Village
Magazine - December 2009 - January 2010
Nepotism
in Limerick
Closer
to home, Villager was amused to see John Fitzgerald, former
City Manager in Dublin getting himself and the Limerick Regeneration
Agency, headed by former Dublin City Housing Manager, Brendan
Kenny, in hot water for indulging nepotism to the serious displeasure
of Limerick City Manager, Tom Mackey.
Kenny
employed his daughter on a large salary without bothering with
anything as tedious as an inter- view process.
Claire
Feeney, girlfriend of Southside Director, Brendan Hayden, was
recruited on a salary of 90,000 without competitive interview.

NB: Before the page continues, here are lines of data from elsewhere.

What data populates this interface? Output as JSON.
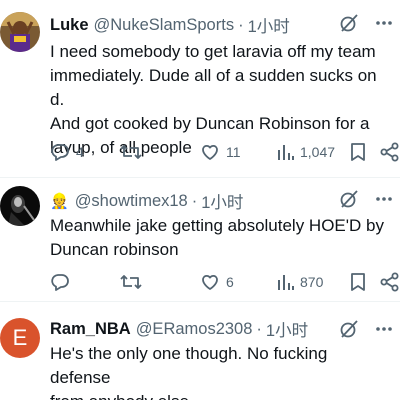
{
  "tweets": [
    {
      "name": "Luke",
      "handle": "@NukeSlamSports",
      "time": "1小时",
      "text_lines": [
        "I need somebody to get laravia off my team",
        "immediately. Dude all of a sudden sucks on d.",
        "And got cooked by Duncan Robinson for a",
        "layup, of all people"
      ],
      "replies": "4",
      "reposts": "",
      "likes": "11",
      "views": "1,047"
    },
    {
      "emoji": "👷",
      "handle": "@showtimex18",
      "time": "1小时",
      "text_lines": [
        "Meanwhile jake getting absolutely HOE'D by",
        "Duncan robinson"
      ],
      "replies": "",
      "reposts": "",
      "likes": "6",
      "views": "870"
    },
    {
      "avatar_letter": "E",
      "name": "Ram_NBA",
      "handle": "@ERamos2308",
      "time": "1小时",
      "text_lines": [
        "He's the only one though. No fucking defense",
        "from anybody else"
      ]
    }
  ],
  "colors": {
    "text": "#0f1419",
    "secondary": "#536471",
    "divider": "#eff3f4",
    "avatar_e_bg": "#d9532c"
  },
  "icons": [
    "reply-icon",
    "repost-icon",
    "like-icon",
    "views-icon",
    "bookmark-icon",
    "share-icon",
    "grok-icon",
    "more-icon"
  ]
}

she had no third- level or other relevant qualification.
And
Brian McElligott, son of Regeneration Agency Director, Liam
McGelligott was recruited in Autumn 2007 without competitive
interview. He had no third-level or other relevant qualification,
thought the agency is now paying his way through a University
of Limerick project-management course.
Fitzgerald
noted that the Limerick Regeneration Agency didn't have to comply
with normal public-sector norms.
Funny
then that this is the same John Fitzgerald who so rigorously
- including with the benefit of a fat legal opinion -hounded
residents' representatives on the Grangegorman Development Agency
(which he also chairs) to comply with normal company law. They
were not to report back to the communities that chose them but
to observe the niceties of company law - i.e. silence.
Fitzgerald
reckons the Limerick agencies' boards are "not boards of
governance".
Villager
was amused too to see Jim Barrett resurfacing in Limerick. Barrett,
whose every post-democratic impulse (high-rise, no greenery,
no functionality, no consultation, no community benefit (see
for example, O'Connell St's spike) was wrong for Dublin where
he famously worked very closely with Fitzgerald, is now benefiting
from exorbitant per diem architectural-consultancy fees in Limerick.
Fitzgerald
puts the problems down to "destructive feuding" between
Limerick development agencies. Fitzgerald says he "loves"
the public service but they'll need to do things properly in
Limerick if they're not to go the way of some of the more challenged
of Dublin's development authorities - like Docklands for example.